I was very young when my dad began reading the first Harry Potter book to me and my brother; he also read us the second book . I remember reading the third book but due to my parents divorcing and moving several houses, I lost the book and subsequently forgot about Harry Potter and the world of magic. I picked up Harry Potter and the Half-Blood Prince some years later but I was completely lost. I saw most of the films but missed Harry Potter and the Order of the Phoenix, so when I saw the Half-Blood Prince in the cinema I was once again lost. At this point, other books had entered my life and I fell in love with reading again. For my seventeenth birthday, I asked for all the Harry Potter books, I received them all as hard backs (thanks Nanna, you are the best!) and I treasure them to this day. Just under a month I managed to reread all seven books (many of my friends and family doubted I would do it); this helped due to travelling to London for a school trip (I saw people queuing for the Harry Potter premier while in London) and reading during my lunch breaks at work. I finished the Deathly Hallows on the morning of the day that I was going to see the final film. After that night my love for the books and the films reignited and it has been an emotional ride ever since.
When I arrived at the studio, I was ecstatic to say the least and as soon as we could, I joined the queue for the tour. The tour quickly to underway and it must say that you only have a guide for a small part of the tour, the rest you do yourself. You start in the Great Hall, which was Christmas themed, as when I went on the tour it was still ‘Hogwarts in the Snow’. The Great Hall appeared to be much smaller than what I thought it would look like but the guide explained that the Great Hall had been moved and scaled from one of the two soundstage to its current area. After the Great Hall you are free to walk about the next two areas on your own, however, it is a one way system so once you have gone through somewhere you cannot go back.

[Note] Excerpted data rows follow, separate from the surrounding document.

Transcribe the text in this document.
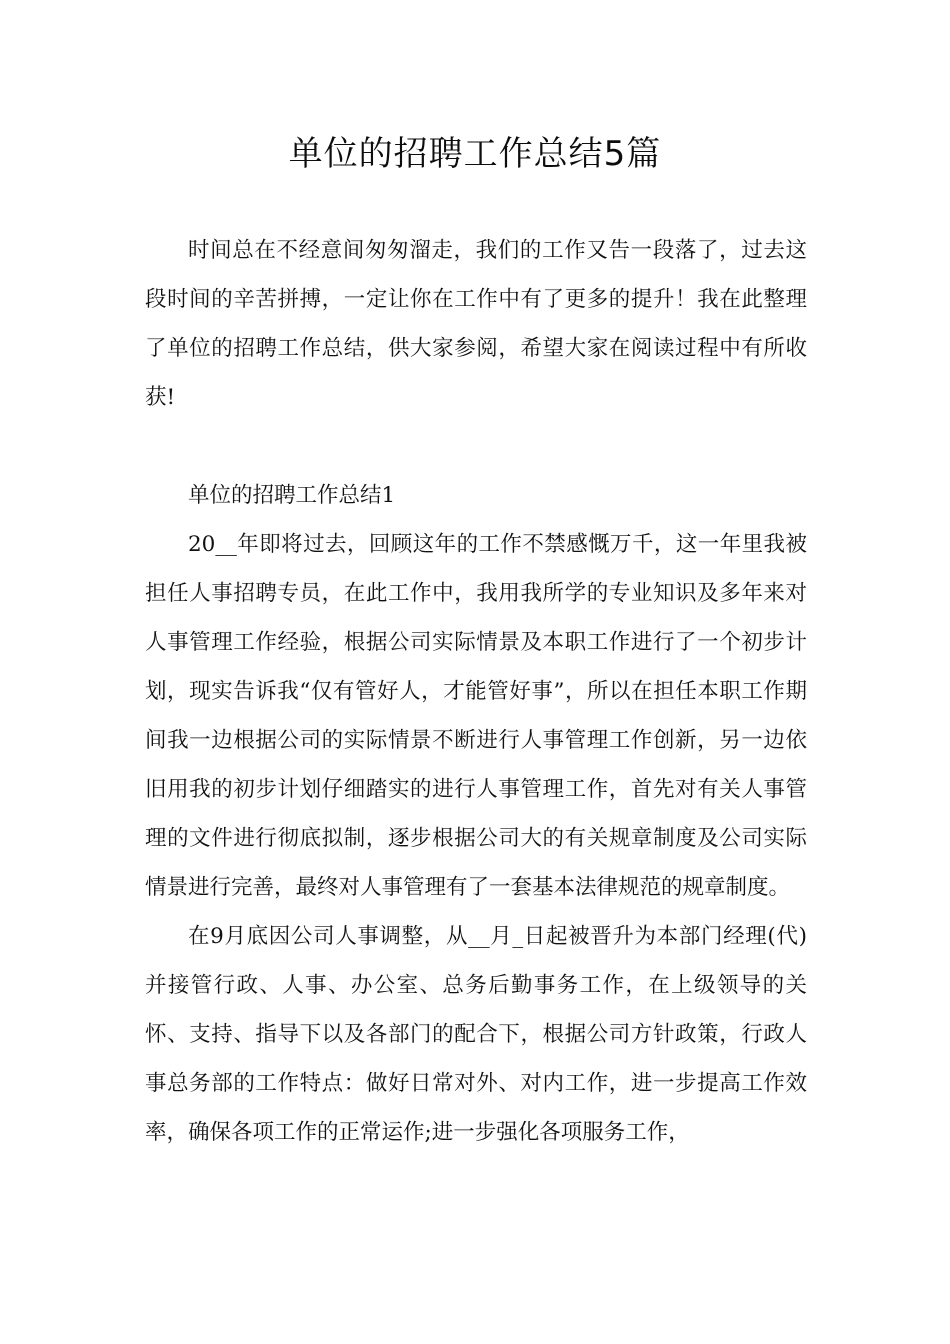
单位的招聘工作总结5篇

时间总在不经意间匆匆溜走，我们的工作又告一段落了，过去这段时间的辛苦拼搏，一定让你在工作中有了更多的提升！我在此整理了单位的招聘工作总结，供大家参阅，希望大家在阅读过程中有所收获!

单位的招聘工作总结1

20__年即将过去，回顾这年的工作不禁感慨万千，这一年里我被担任人事招聘专员，在此工作中，我用我所学的专业知识及多年来对人事管理工作经验，根据公司实际情景及本职工作进行了一个初步计划，现实告诉我“仅有管好人，才能管好事”，所以在担任本职工作期间我一边根据公司的实际情景不断进行人事管理工作创新，另一边依旧用我的初步计划仔细踏实的进行人事管理工作，首先对有关人事管理的文件进行彻底拟制，逐步根据公司大的有关规章制度及公司实际情景进行完善，最终对人事管理有了一套基本法律规范的规章制度。

在9月底因公司人事调整，从__月_日起被晋升为本部门经理(代)并接管行政、人事、办公室、总务后勤事务工作，在上级领导的关怀、支持、指导下以及各部门的配合下，根据公司方针政策，行政人事总务部的工作特点：做好日常对外、对内工作，进一步提高工作效率，确保各项工作的正常运作;进一步强化各项服务工作，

I am not going to go into every detail of the tour because;
1) I do not want to spoil it for anyone who may go
2) There is so much to see, like a lot.
The tour takes an average of three and half hours but some of the group I went with flew through it. The tour is set over two soundstages, J & K and J appears to be the bigger one of the two. In J, you will find some of the sets, lots of props and costumes. It is also where you can get your Quidditch experience photo taken (I did), the queuing time while vary depending on how many booths are open. There are many videos and signs to read about the various sets and props and I could have spent a lot more time in there. Some of my favourite sections included Dumbledore’s office, the Dark Arts sections and the Gryffindor common room. The attention to detail to the props really blows you away, major kudos to the departments involved, it has truly made me appreciate the films so much more.
After Hall J you enter the Backlot where you get to see some of the buildings and objects used in the films, most notable Privet Drive. You can also try Butterbeer! Which I must warn is somewhat sickly after the first few sips. When I reached the Backlot it was snowing and freezing, so we rushed through this section. I got a picture at Privet Drive and even used the knocker on the door! I would have stayed in the area much longer but I was incredibly cold at this point, I had to retreat indoors.

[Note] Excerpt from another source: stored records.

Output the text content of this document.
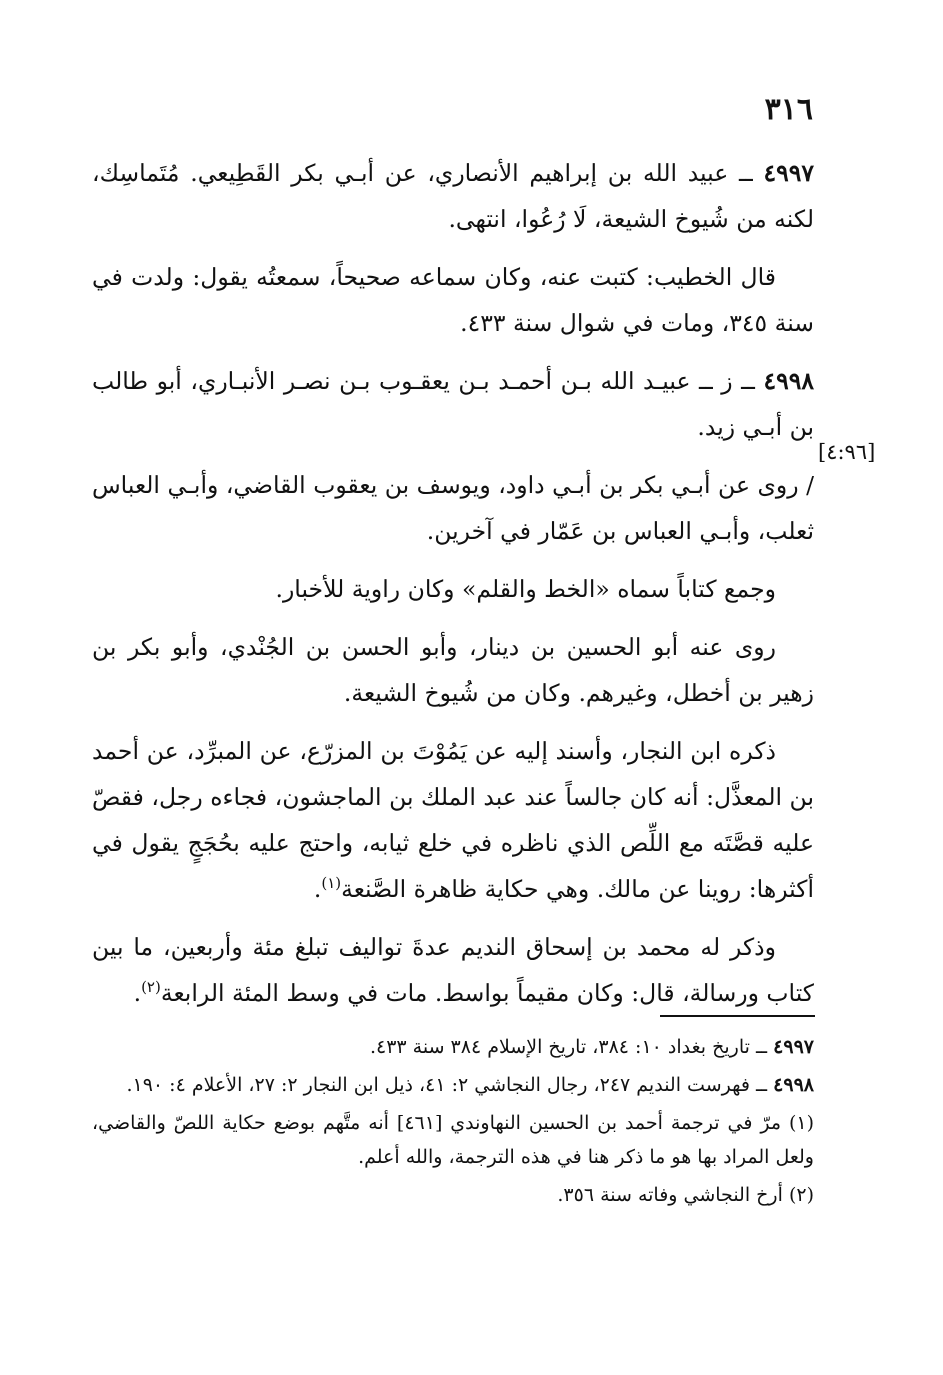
٣١٦
[٤:٩٦]

٤٩٩٧ ــ عبيد الله بن إبراهيم الأنصاري، عن أبـي بكر القَطِيعي. مُتَماسِك، لكنه من شُيوخ الشيعة، لَا رُعُوا، انتهى.

قال الخطيب: كتبت عنه، وكان سماعه صحيحاً، سمعتُه يقول: ولدت في سنة ٣٤٥، ومات في شوال سنة ٤٣٣.

٤٩٩٨ ــ ز ــ عبيـد الله بـن أحمـد بـن يعقـوب بـن نصـر الأنبـاري، أبو طالب بن أبـي زيد.

/ روى عن أبـي بكر بن أبـي داود، ويوسف بن يعقوب القاضي، وأبـي العباس ثعلب، وأبـي العباس بن عَمّار في آخرين.

وجمع كتاباً سماه «الخط والقلم» وكان راوية للأخبار.

روى عنه أبو الحسين بن دينار، وأبو الحسن بن الجُنْدي، وأبو بكر بن زهير بن أخطل، وغيرهم. وكان من شُيوخ الشيعة.

ذكره ابن النجار، وأسند إليه عن يَمُوْتَ بن المزرّع، عن المبرِّد، عن أحمد بن المعذَّل: أنه كان جالساً عند عبد الملك بن الماجشون، فجاءه رجل، فقصّ عليه قصَّتَه مع اللِّص الذي ناظره في خلع ثيابه، واحتج عليه بحُجَجٍ يقول في أكثرها: روينا عن مالك. وهي حكاية ظاهرة الصَّنعة$^{(١)}$.

وذكر له محمد بن إسحاق النديم عدةَ تواليف تبلغ مئة وأربعين، ما بين كتاب ورسالة، قال: وكان مقيماً بواسط. مات في وسط المئة الرابعة$^{(٢)}$.

٤٩٩٧ ــ تاريخ بغداد ١٠: ٣٨٤، تاريخ الإسلام ٣٨٤ سنة ٤٣٣.

٤٩٩٨ ــ فهرست النديم ٢٤٧، رجال النجاشي ٢: ٤١، ذيل ابن النجار ٢: ٢٧، الأعلام ٤: ١٩٠.

(١) مرّ في ترجمة أحمد بن الحسين النهاوندي [٤٦١] أنه متَّهم بوضع حكاية اللصّ والقاضي، ولعل المراد بها هو ما ذكر هنا في هذه الترجمة، والله أعلم.

(٢) أرخ النجاشي وفاته سنة ٣٥٦.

Soundstage K is smaller but none the less still fascinating, a large section is dedicated to the creature effects and prosthetics which there are loads of. You get to see scale models of the actors in certain films and see key creatures such as Aragog, Buckbeak and Fawkes. By far one of my favourite models was the Thestrals, despite their appearance I feel a strong connection to them. Buckbeak was visually stunning but I expected nothing less from a Hippogriff.
After this section Diagon Alley is next and it is truly magical, once again the attention to detail leaves you amazed. The street is cobbled and the shops are designs are truly magical (no pun intended). In Flourish and Blotts in the window there is a ton of Gilderoy Lockhart books, which you only just seen in the films for a few minutes (if that) but they all look ready to read.

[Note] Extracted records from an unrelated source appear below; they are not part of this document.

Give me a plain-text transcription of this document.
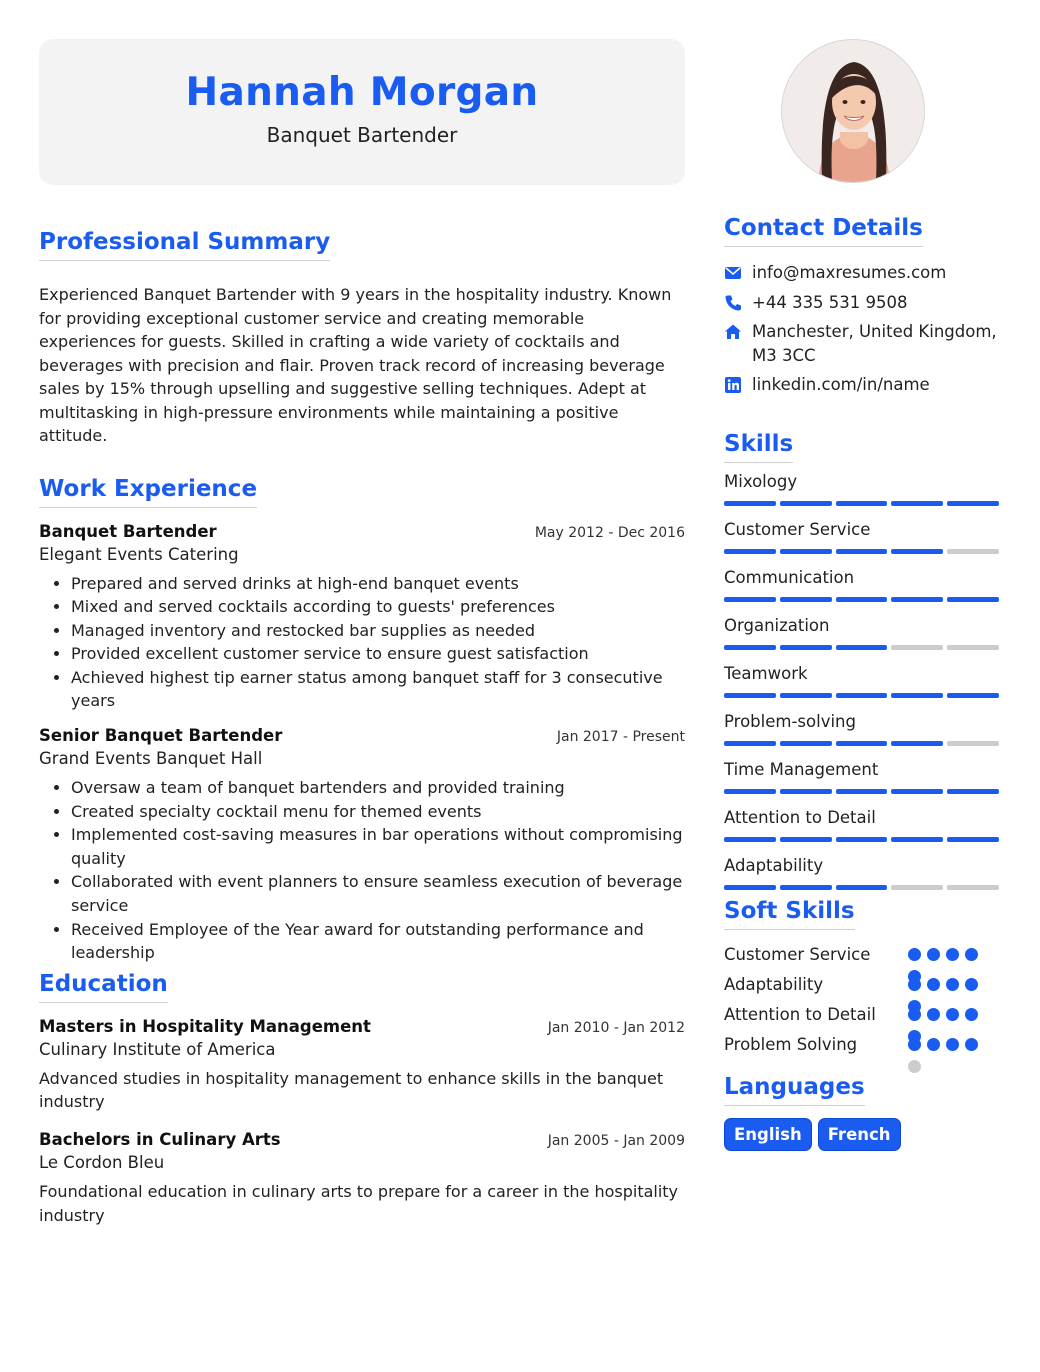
Hannah Morgan
Banquet Bartender
Professional Summary
Experienced Banquet Bartender with 9 years in the hospitality industry. Known for providing exceptional customer service and creating memorable experiences for guests. Skilled in crafting a wide variety of cocktails and beverages with precision and flair. Proven track record of increasing beverage sales by 15% through upselling and suggestive selling techniques. Adept at multitasking in high-pressure environments while maintaining a positive attitude.
Work Experience
Banquet Bartender	May 2012 - Dec 2016
Elegant Events Catering
• Prepared and served drinks at high-end banquet events
• Mixed and served cocktails according to guests' preferences
• Managed inventory and restocked bar supplies as needed
• Provided excellent customer service to ensure guest satisfaction
• Achieved highest tip earner status among banquet staff for 3 consecutive years
Senior Banquet Bartender	Jan 2017 - Present
Grand Events Banquet Hall
• Oversaw a team of banquet bartenders and provided training
• Created specialty cocktail menu for themed events
• Implemented cost-saving measures in bar operations without compromising quality
• Collaborated with event planners to ensure seamless execution of beverage service
• Received Employee of the Year award for outstanding performance and leadership
Education
Masters in Hospitality Management	Jan 2010 - Jan 2012
Culinary Institute of America
Advanced studies in hospitality management to enhance skills in the banquet industry
Bachelors in Culinary Arts	Jan 2005 - Jan 2009
Le Cordon Bleu
Foundational education in culinary arts to prepare for a career in the hospitality industry
Contact Details
info@maxresumes.com
+44 335 531 9508
Manchester, United Kingdom, M3 3CC
linkedin.com/in/name
Skills
Mixology
Customer Service
Communication
Organization
Teamwork
Problem-solving
Time Management
Attention to Detail
Adaptability
Soft Skills
Customer Service
Adaptability
Attention to Detail
Problem Solving
Languages
English	French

After some amazing concept art, which given the chance I would buy without a second thought you finally get to see the model of the castle. I was already emotional by this point, so when I turned the corner and heard the soundtrack from the Goblet of Fire (Harry in Winter), I nearly cried. The model is much bigger than expected and it just astounds you. It was great to see the whole school and all its little nooks and crannies. With the snow dusted over the castle it made the whole experience feel even more magical than before. I am so glad the castle is last because it reminds of what J.K Rowling said at the final premier.
“Whether you come back by page or by the big screen, Hogwarts will always be there to welcome you home.”
I would truly recommend the tour, even if you are a small fan of the films because you will come out with a whole new appreciation for the films. I would go again? For sure, but maybe after the extension in March because who doesn’t want to go on the Hogwarts Express?!